God's name taken in vain -- means God or Jesus is used in dialogue without speaking directly to or about them.

Language -- means some curse words are used. "Minor" usually means the words are not too strong or that it only occurs once or twice throughout the show.

Strong Language -- means some of the more heavy duty curse words are used.

Nudity -- means a man or woman's backside, a man's lower front or a woman's front are revealed.

Scantily clad -- means actors' private areas are technically covered, but I can see a lot of them.

Sexual Language -- means the dialogue contains sexually explicit language but there's no action.

Sexual Activity -- means a man and woman are performing sexual acts.

Adultery -- Means a married man or woman is involved sexually with someone besides their spouse. If this is depicted with sexual acts on stage, the list would include "sexual activity" as well.

Sex Outside of Marriage -- means a man and woman are involved sexually without being married. If this is depicted sexually on stage, the list would include "sexual activity" as well.

Homosexuality -- means this is in the show, but not physically depicted.

Homosexual activity -- means two persons of the same sex are embracing/kissing. If they do more than that, the list would include "sexual activity" as well.

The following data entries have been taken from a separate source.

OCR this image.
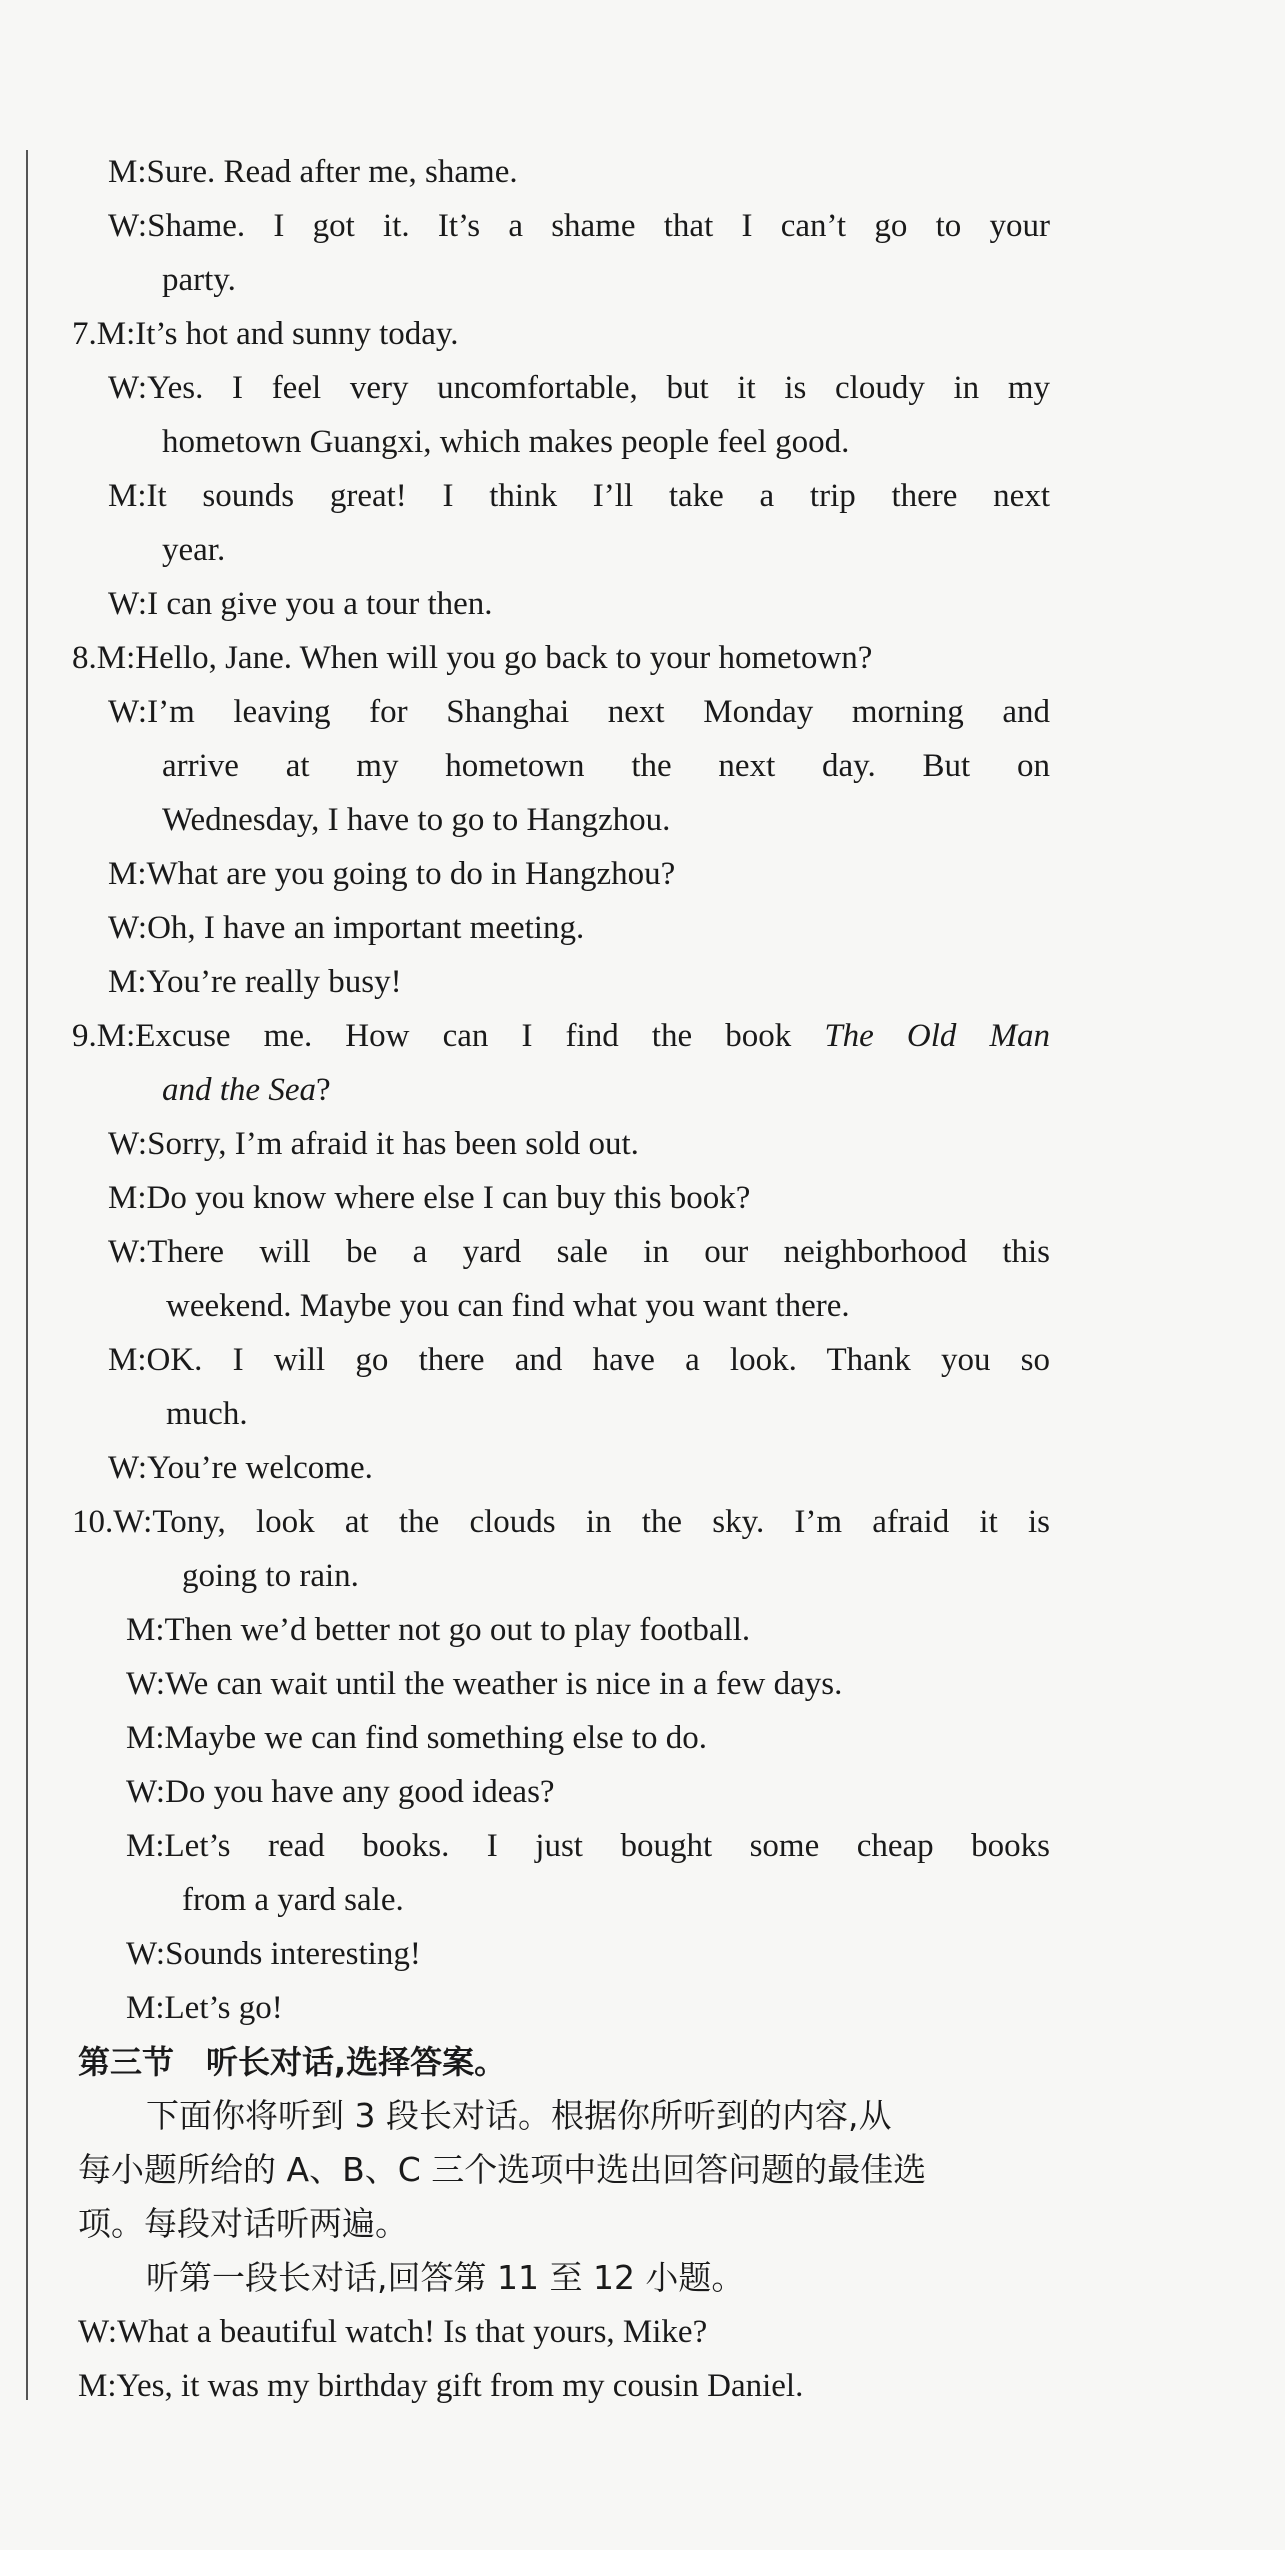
M:Sure. Read after me, shame.
W:Shame. I got it. It’s a shame that I can’t go to your
party.
7.M:It’s hot and sunny today.
W:Yes. I feel very uncomfortable, but it is cloudy in my
hometown Guangxi, which makes people feel good.
M:It sounds great! I think I’ll take a trip there next
year.
W:I can give you a tour then.
8.M:Hello, Jane. When will you go back to your hometown?
W:I’m leaving for Shanghai next Monday morning and
arrive at my hometown the next day. But on
Wednesday, I have to go to Hangzhou.
M:What are you going to do in Hangzhou?
W:Oh, I have an important meeting.
M:You’re really busy!
9.M:Excuse me. How can I find the book The Old Man
and the Sea?
W:Sorry, I’m afraid it has been sold out.
M:Do you know where else I can buy this book?
W:There will be a yard sale in our neighborhood this
weekend. Maybe you can find what you want there.
M:OK. I will go there and have a look. Thank you so
much.
W:You’re welcome.
10.W:Tony, look at the clouds in the sky. I’m afraid it is
going to rain.
M:Then we’d better not go out to play football.
W:We can wait until the weather is nice in a few days.
M:Maybe we can find something else to do.
W:Do you have any good ideas?
M:Let’s read books. I just bought some cheap books
from a yard sale.
W:Sounds interesting!
M:Let’s go!
第三节　听长对话,选择答案。
下面你将听到 3 段长对话。根据你所听到的内容,从
每小题所给的 A、B、C 三个选项中选出回答问题的最佳选
项。每段对话听两遍。
听第一段长对话,回答第 11 至 12 小题。
W:What a beautiful watch! Is that yours, Mike?
M:Yes, it was my birthday gift from my cousin Daniel.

Cross Dresser -- Means someone is dressing as the opposite sex. If they do more than that on stage the listing would include the corresponding "sexual activity" and/or "homosexual activity" as well.

Cross Gender -- A man is playing a female part or a woman is playing a man's part.

Suggestive Dancing -- means dancing contains sexually suggestive moves.

Derogatory (category added Fall 2012) Language or circumstances where women are referred to or treated in a negative and demeaning manner.

Other content matters such as torture, suicide or rape will be noted, with details revealed only as necessary in the review itself.

The term "throughout" added to any of the above means it happens many times throughout the show.

Reviewing Policy

I receive free seats to Broadway and Off-Broadway shows made available to all voting members of the Outer Critics Circle and The Drama Desk, the two professional critics organizations with journalists covering NY theater. Journalistically, I provide an unbiased review and am under no obligation to make positive statements. Sometimes shows do not make tickets available to reviewers. If these are shows my readers want to know about (I review all Broadway shows and pertinent Off-Broadway shows), I will purchase a ticket. If a personal friend is involved in a production, I'll let you know, but it won't influence a review. If I feel there is a conflict, I won't review their portion of the production.